Heroine from HK hostel fire now at SGH

Singaporean dancer Tiara Zhang Zhi Zhen.

SINGAPORE - For nearly two weeks, the elderly couple would take the train every day from Jurong to the Singapore General Hospital (SGH) to see their comatose daughter, who lies on a bed, her breathing supported by a machine.

Before her heroic act in a fire in Hong Kong last December, Singaporean Tiara Zhang Zhi Zhen was up and swirling on her feet as a competitive ballroom dancer who was also known for being helpful.

"Mei mei (younger sister in Mandarin), you have to wake up soon. You need to stand up on your feet and personally thank all the people who have helped you and cared for you while you are in hospital," the woman in her 70s told her daughter in a mix of Mandarin and Cantonese.

As if reacting to her mother, Miss Zhang's body twitched.

"She can hear us. You see, she has responded," said the mother, who gave her name only as Madam Song when The Straits Times dropped by the ward on Wednesday. Her older son works as an engineer.

Keeping watch daily over their daughter, Madam Song and her husband, a retiree in his 70s, who gave his name only as Mr Zhang, remain hopeful that she would come out of the coma.

They have learnt a lot more about their daughter after her act of bravery in the Yesinn guest house in Hong Kong on the morning of Dec 29 last year.

Instead of fleeing when the fire broke out, she rushed to alert other guests but ended up inhaling too much smoke and collapsed, later falling into a coma.

Last week, Miss Zhang, 33, was flown back to Singapore after more than a month in a hospital in Hong Kong. She is now in the intensive care unit at SGH.

It was only after the accident that Madam Song found out that her daughter had represented Singapore in ballroom dancing competitions such as the Asian Indoor Games Vietnam 2009.

"Many of her friends and colleagues came forward to tell me how much she has helped them. A relative showed me a newspaper report which had a photo of her with the Singapore flag. I am very proud of her," she said.

So far, Miss Zhang's condition has been "stable". There are no burn marks on her body and she does not need surgery for now, said Madam Song.

As she spoke, her husband, hands clasped and back slightly hunched, stood still next to Miss Zhang's bed and chanted.

Madam Song would also massage her daughter's legs and arms from time to time, occasionally leaning forward to speak to her.

"I know you are a very strong woman. There are many people out there who need your help. You have to wake up soon."

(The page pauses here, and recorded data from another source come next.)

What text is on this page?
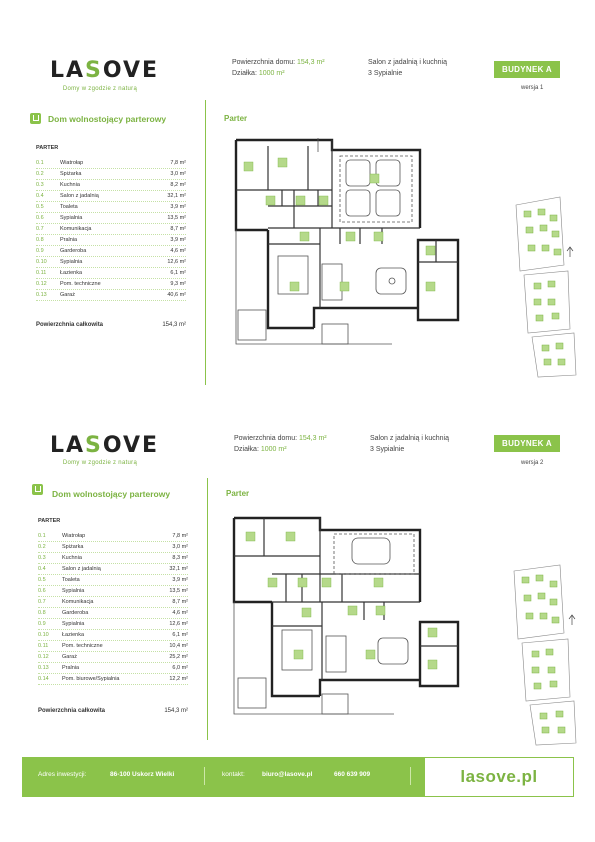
LASOVE
Domy w zgodzie z naturą
Powierzchnia domu: 154,3 m²
Działka: 1000 m²
Salon z jadalnią i kuchnią
3 Sypialnie	BUDYNEK A
wersja 1
Dom wolnostojący parterowy	Parter
PARTER
0.1	Wiatrołap	7,8 m²
0.2	Spiżarka	3,0 m²
0.3	Kuchnia	8,2 m²
0.4	Salon z jadalnią	32,1 m²
0.5	Toaleta	3,9 m²
0.6	Sypialnia	13,5 m²
0.7	Komunikacja	8,7 m²
0.8	Pralnia	3,9 m²
0.9	Garderoba	4,6 m²
0.10 Sypialnia	12,6 m²
0.11 Łazienka	6,1 m²
0.12 Pom. techniczne	9,3 m²
0.13 Garaż	40,6 m²
Powierzchnia całkowita	154,3 m²
LASOVE
Domy w zgodzie z naturą
Powierzchnia domu: 154,3 m²
Działka: 1000 m²
Salon z jadalnią i kuchnią
3 Sypialnie
BUDYNEK A
wersja 2
Dom wolnostojący parterowy	Parter
PARTER
0.1	Wiatrołap	7,8 m²
0.2	Spiżarka	3,0 m²
0.3	Kuchnia	8,3 m²
0.4	Salon z jadalnią	32,1 m²
0.5	Toaleta	3,9 m²
0.6	Sypialnia	13,5 m²
0.7	Komunikacja	8,7 m²
0.8	Garderoba	4,6 m²
0.9	Sypialnia	12,6 m²
0.10 Łazienka	6,1 m²
0.11 Pom. techniczne	10,4 m²
0.12 Garaż	25,2 m²
0.13 Pralnia	6,0 m²
0.14 Pom. biurowe/Sypialnia	12,2 m²
Powierzchnia całkowita	154,3 m²
Adres inwestycji:	86-100 Uskorz Wielki	kontakt:	biuro@lasove.pl	660 639 909	lasove.pl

Madam Song said her daughter had called her from Hong Kong a day before the incident. "She said she went to Lantau Island and she would be heading home on Monday or Tuesday. But on Sunday, she met with the mishap."

In all, 25 people were injured, seven critically, in the fire. Miss Zhang, an account director at events marketing agency George P. Johnson, is the only one still in a coma. Her three friends with her in the guest house were also taken to hospital in Hong Kong but have since been discharged.

Madam Song said she visited the guest house after the fire and was surprised to see it bustling with activity.

"It didn't look like a fire had broken out there before," she said. "I went to the room that my daughter was staying. It looked fine, the fire did not spread to her room.

"I was told by the doctors there that she was found along the passageway, 20 minutes after her heart had stopped. The paramedics managed to revive her before she slipped into a coma."

For close to two months, Madam Song and her husband had to shuttle between Singapore and Hong Kong to visit Miss Zhang. Despite their pain, they are soldiering on.

It was past 10pm when they left the hospital on Wednesday. But before leaving, Madam Song told her daughter: "Today is the 26th. A few more days and you would have slept for two months. It's time to wake up. I will come again tomorrow and I want to see you awake, okay?"